The old gentleman, whose appearance and words had interested Nora a good deal, did not appear with the others, and she presently asked Mr. Archer, who came up to join her at the piano, what had become of him, and who and what he was.
"Oh, Dunlop always likes to slip away early," he said. "He's a queer old party! He's made a good deal of money in one way or other, so he's considered worth cultivating, and he knows it. He lives very quietly, they say; he's been a widower for years. He goes across the sea now and then, but always comes back 'to look after things.' He's got some ideas of his own, too, and he seems to take a great interest in this new paper of Graeme's—that 'crank' they were talking about. Now, I hope, since I have so amiably gratified your curiosity, you will gratify me by a song. I could catch distant echoes, tantalizingly remote, and now I want to hear the reality."
But Nora would sing only in the chorus they were just about to begin. She would not sing songs after the oratorio music.
When the chorus was over, Mrs. Pomeroy suggested that Mr. Chillingworth should give them a short poetical reading before the party broke up. "I know," she said, "that you'll give us something very nice, to dream on. Suppose you give us something from Browning. I just love to hear you read him! Clara, dear, won't you bring Mr. Chillingworth a volume of Browning?"
Miss Pomeroy, who belonged to a "Browning Club," speedily produced a volume which she knew contained a favorite reading of Mr. Chillingworth's. That gentleman seated himself where the soft light of a silver reading-lamp could fall most pleasantly on the book, while the rest of the company disposed themselves in various attitudes of luxurious repose, as people are apt to do after a sumptuous repast. Young Pomeroy threw himself on a sofa beside Kitty, where he could make whispered comments ad libitum. Nora found a place near Miss Harley, while Mr. Wharton lay back in an easy-chair with an expression of complaisant and critical expectancy.

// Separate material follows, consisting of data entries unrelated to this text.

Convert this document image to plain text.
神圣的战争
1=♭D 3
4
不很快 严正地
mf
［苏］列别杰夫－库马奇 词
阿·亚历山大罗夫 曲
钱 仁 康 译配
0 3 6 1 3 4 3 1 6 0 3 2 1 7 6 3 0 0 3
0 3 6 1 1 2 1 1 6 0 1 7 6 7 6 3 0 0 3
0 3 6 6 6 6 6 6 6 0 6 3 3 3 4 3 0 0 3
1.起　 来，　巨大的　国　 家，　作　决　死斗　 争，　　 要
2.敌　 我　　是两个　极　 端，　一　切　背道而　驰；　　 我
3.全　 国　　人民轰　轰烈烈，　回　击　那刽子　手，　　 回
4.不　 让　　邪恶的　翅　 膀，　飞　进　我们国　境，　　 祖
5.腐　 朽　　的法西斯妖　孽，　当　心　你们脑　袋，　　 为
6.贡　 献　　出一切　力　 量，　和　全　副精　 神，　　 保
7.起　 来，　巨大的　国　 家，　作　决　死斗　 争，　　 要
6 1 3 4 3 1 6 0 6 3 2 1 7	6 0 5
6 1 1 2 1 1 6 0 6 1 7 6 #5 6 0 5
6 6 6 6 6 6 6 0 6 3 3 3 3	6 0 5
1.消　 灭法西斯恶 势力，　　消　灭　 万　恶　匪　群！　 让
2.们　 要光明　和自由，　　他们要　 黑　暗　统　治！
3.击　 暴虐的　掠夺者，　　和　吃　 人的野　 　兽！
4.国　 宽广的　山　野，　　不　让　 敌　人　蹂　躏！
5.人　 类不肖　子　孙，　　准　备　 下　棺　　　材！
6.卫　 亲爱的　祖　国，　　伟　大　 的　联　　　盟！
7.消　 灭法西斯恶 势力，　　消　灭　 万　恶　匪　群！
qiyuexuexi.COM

It was the beautiful opening of the poem "Pippa Passes," that Mr. Chillingworth read, in a voice of musical quality and with a finished elocution, for he had paid special attention to that art. Perhaps it might have been objected that the reading suggested too much of the artist, and too little of the man. But Nora listened with keen and absorbed pleasure, as, through the music of the poet's lines and the reader's voice, one scene after another rose before her "inward eye." The glorious Italian morning just breaking over a sleeping country; the sunrise reddening, flickering, then "pure gold overflowing the world"; the little mill girl springing up, eager to lose not one minute of the long, lovely day, appealing to it, with its "long, blue solemn hours, serenely flowing" to "treat her well," and not spoil her one precious holiday by such gloom or showers as would not mar the pleasure of people richer in holidays and joys—the haughty beauty, the happy bride and groom, the boy and his mother, or Monsignore, in his dead brother's palace, the grandees of her little world:
"But Pippa—just one such mischance would spoil
Her day that lightens the next twelve months' toil
At wearisome silk-winding, coil on coil!"